Mr. Bush’s comments came as he and Congressional Democrats — and even some Republicans — are preparing for an autumn of debate over the future of the conflict. Though a number of politicians are saying now that they see signs of military progress resulting from the stepped-up troop levels Mr. Bush ordered this year, an even greater number are saying that the Iraqi government is failing to take advantage of that progress to do the work necessary to bring political reconciliation.
On a day when Mr. Bush had hoped to be driving his own message about the war while Congress was on vacation, the president’s aides spent the morning disputing assessments that he was losing faith in the Iraqi prime minister, Nuri Kamal al-Maliki.

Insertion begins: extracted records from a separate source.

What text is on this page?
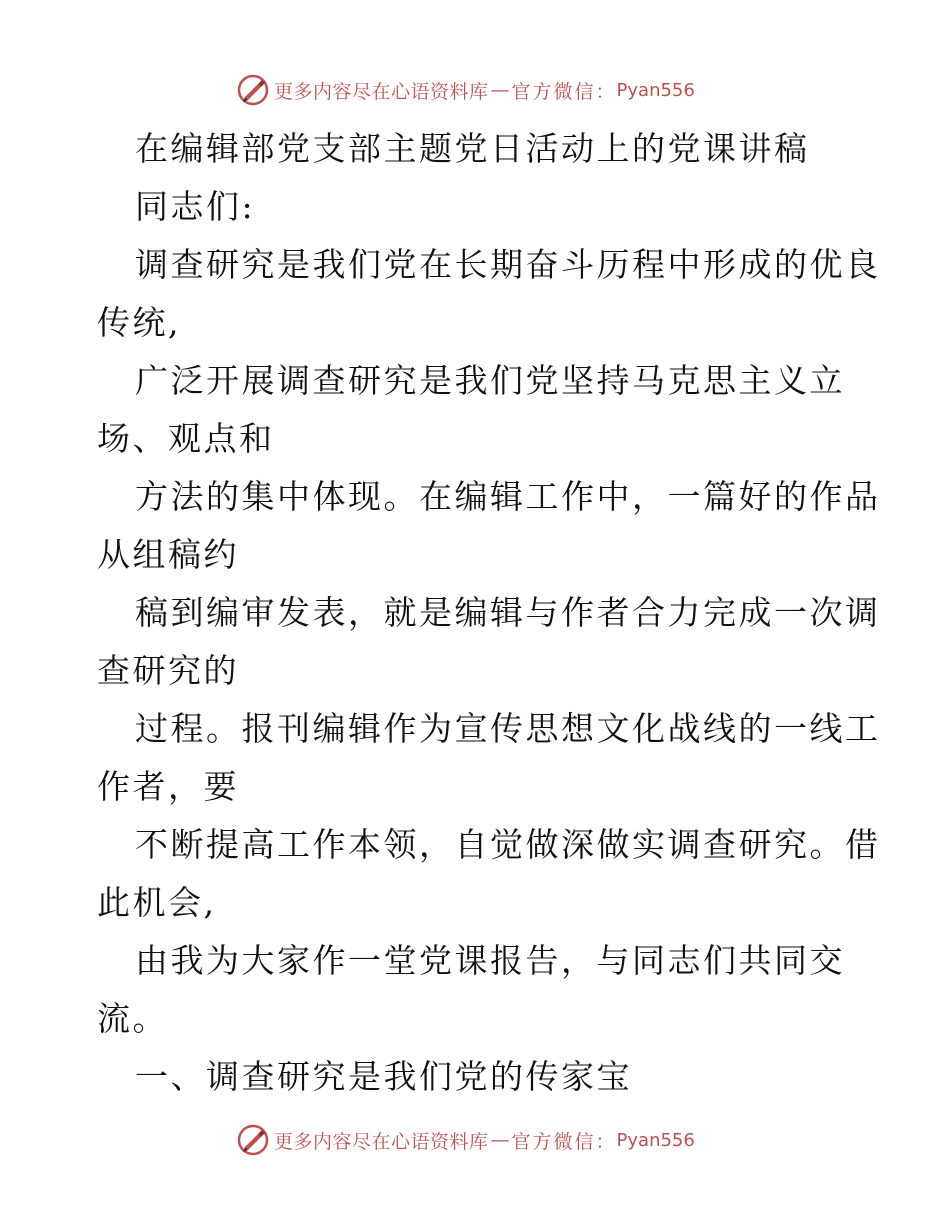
更多内容尽在心语资料库 — 官方微信： Pyan556
在编辑部党支部主题党日活动上的党课讲稿
同志们:
调查研究是我们党在长期奋斗历程中形成的优良
传统,
广泛开展调查研究是我们党坚持马克思主义立
场、观点和
方法的集中体现。在编辑工作中，一篇好的作品
从组稿约
稿到编审发表，就是编辑与作者合力完成一次调
查研究的
过程。报刊编辑作为宣传思想文化战线的一线工
作者，要
不断提高工作本领，自觉做深做实调查研究。借
此机会,
由我为大家作一堂党课报告，与同志们共同交
流。
一、调查研究是我们党的传家宝
更多内容尽在心语资料库 — 官方微信： Pyan556
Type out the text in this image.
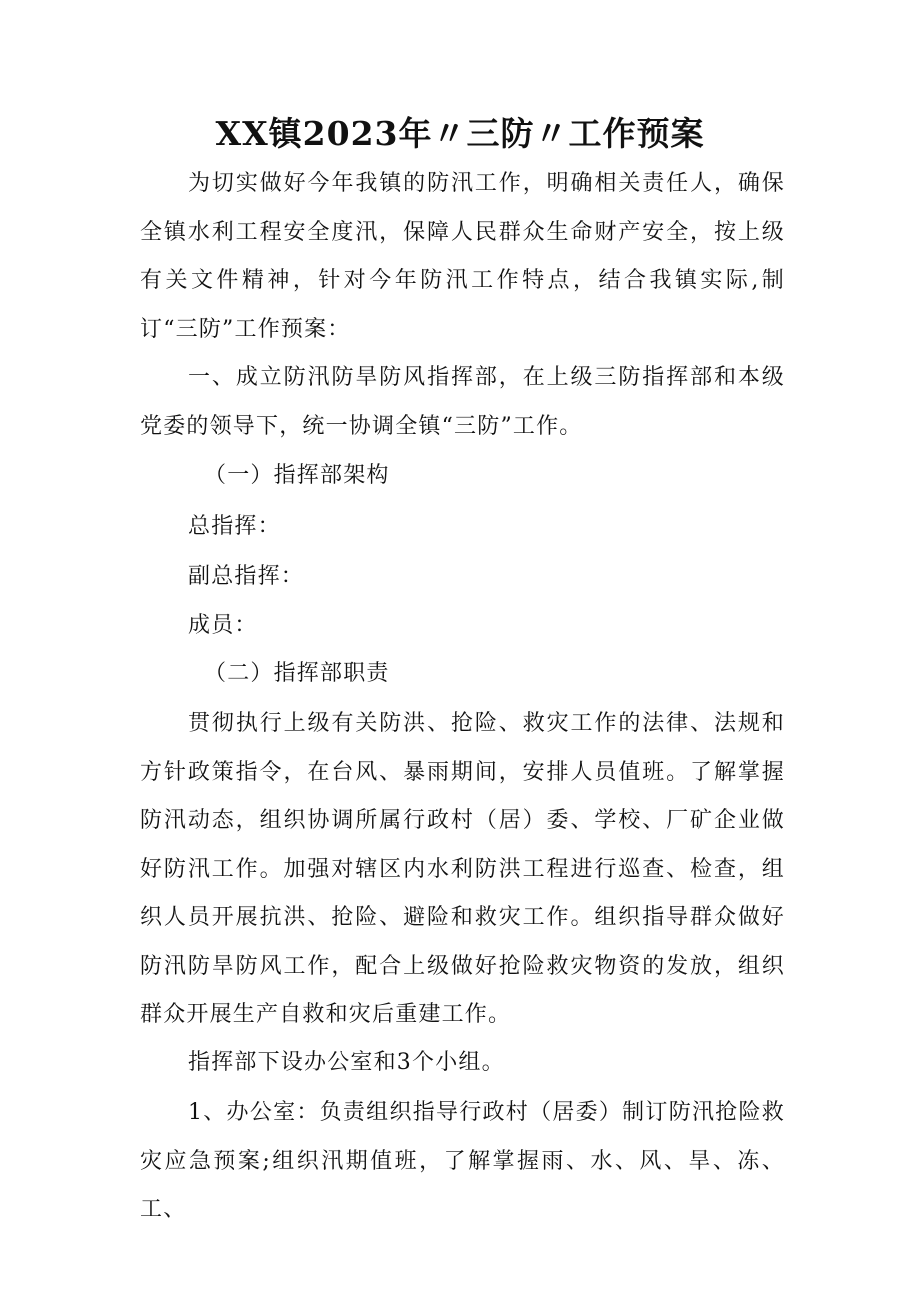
XX镇2023年〃三防〃工作预案
为切实做好今年我镇的防汛工作，明确相关责任人，确保全镇水利工程安全度汛，保障人民群众生命财产安全，按上级有关文件精神，针对今年防汛工作特点，结合我镇实际,制订“三防”工作预案：
一、成立防汛防旱防风指挥部，在上级三防指挥部和本级党委的领导下，统一协调全镇“三防”工作。
（一）指挥部架构
总指挥：
副总指挥：
成员：
（二）指挥部职责
贯彻执行上级有关防洪、抢险、救灾工作的法律、法规和方针政策指令，在台风、暴雨期间，安排人员值班。了解掌握防汛动态，组织协调所属行政村（居）委、学校、厂矿企业做好防汛工作。加强对辖区内水利防洪工程进行巡查、检查，组织人员开展抗洪、抢险、避险和救灾工作。组织指导群众做好防汛防旱防风工作，配合上级做好抢险救灾物资的发放，组织群众开展生产自救和灾后重建工作。
指挥部下设办公室和3个小组。
1、办公室：负责组织指导行政村（居委）制订防汛抢险救灾应急预案;组织汛期值班，了解掌握雨、水、风、旱、冻、工、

On Tuesday, the United States ambassador to Iraq, Ryan C. Crocker, said in Baghdad that American support for the Maliki government was not written on a “blank check,” and Mr. Bush responded to a reporter’s question about Mr. Maliki with comments that were seen as less than strongly supportive.
Today, to beat back that perception, Mr. Bush told the audience at the veterans’ convention that the prime minister was “a good guy, good man with a difficult job.”

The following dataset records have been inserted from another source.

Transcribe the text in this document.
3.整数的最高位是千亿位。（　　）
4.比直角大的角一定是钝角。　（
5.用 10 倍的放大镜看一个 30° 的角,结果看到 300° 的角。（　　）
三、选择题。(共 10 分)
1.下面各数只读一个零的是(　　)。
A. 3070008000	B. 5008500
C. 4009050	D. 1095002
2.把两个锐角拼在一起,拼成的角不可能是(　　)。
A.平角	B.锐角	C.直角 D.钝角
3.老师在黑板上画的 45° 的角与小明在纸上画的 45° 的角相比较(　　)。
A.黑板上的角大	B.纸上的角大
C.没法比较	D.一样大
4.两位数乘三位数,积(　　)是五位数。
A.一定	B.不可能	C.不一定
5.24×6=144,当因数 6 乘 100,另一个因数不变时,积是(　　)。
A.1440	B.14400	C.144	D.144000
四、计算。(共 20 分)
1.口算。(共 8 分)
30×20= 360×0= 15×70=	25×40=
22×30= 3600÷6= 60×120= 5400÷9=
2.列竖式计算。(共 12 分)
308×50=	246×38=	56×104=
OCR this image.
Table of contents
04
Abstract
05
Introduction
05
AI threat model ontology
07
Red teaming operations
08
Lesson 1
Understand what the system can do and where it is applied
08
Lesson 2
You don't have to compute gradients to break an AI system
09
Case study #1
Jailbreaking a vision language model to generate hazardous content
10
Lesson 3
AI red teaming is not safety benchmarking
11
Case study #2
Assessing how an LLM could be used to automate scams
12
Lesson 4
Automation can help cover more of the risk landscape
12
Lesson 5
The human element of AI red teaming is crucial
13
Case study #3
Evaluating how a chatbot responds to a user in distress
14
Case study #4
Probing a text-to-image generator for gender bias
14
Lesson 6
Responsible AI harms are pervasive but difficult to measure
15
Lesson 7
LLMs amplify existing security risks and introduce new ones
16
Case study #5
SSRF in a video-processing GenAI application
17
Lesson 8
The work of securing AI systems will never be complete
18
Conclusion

Apparently addressing a call by Senator Carl Levin, Democrat of Michigan, for the Iraqi parliament to replace Mr. Maliki — a call echoed in softer and more diplomatic tones by Senator John W. Warner, Republican of Virginia — Mr. Bush said today: “It’s not up to the politicians in Washington, D.C., to say whether he will remain in his position. That is up to the Iraqi people, who now live in a democracy and not a dictatorship.”
At a news conference in Syria today, Mr. Maliki reacted angrily to the calls by American politicians for the Parliament to replace him, calling the demands “discourteous” — a particularly strong insult in a culture where pride and personal relationships are paramount. He said, as he has before, that no one outside Iraq had any right to impose timetables or benchmarks on the Iraqi government, and that if Americans withdrew their support, his government could find another patron less to their liking, such as Syria or Iran.
Mr. Bush, in his speech to the veterans, urged Americans to remember that the American military not only helped to defeat Nazi Germany and Imperial Japan but also helped to install democracies there, and that America’s sacrifices on the Korean Peninsula have helped preserve a prosperous, democratic South Korea that exists in stark contrast to the militarily powerful but impoverished North.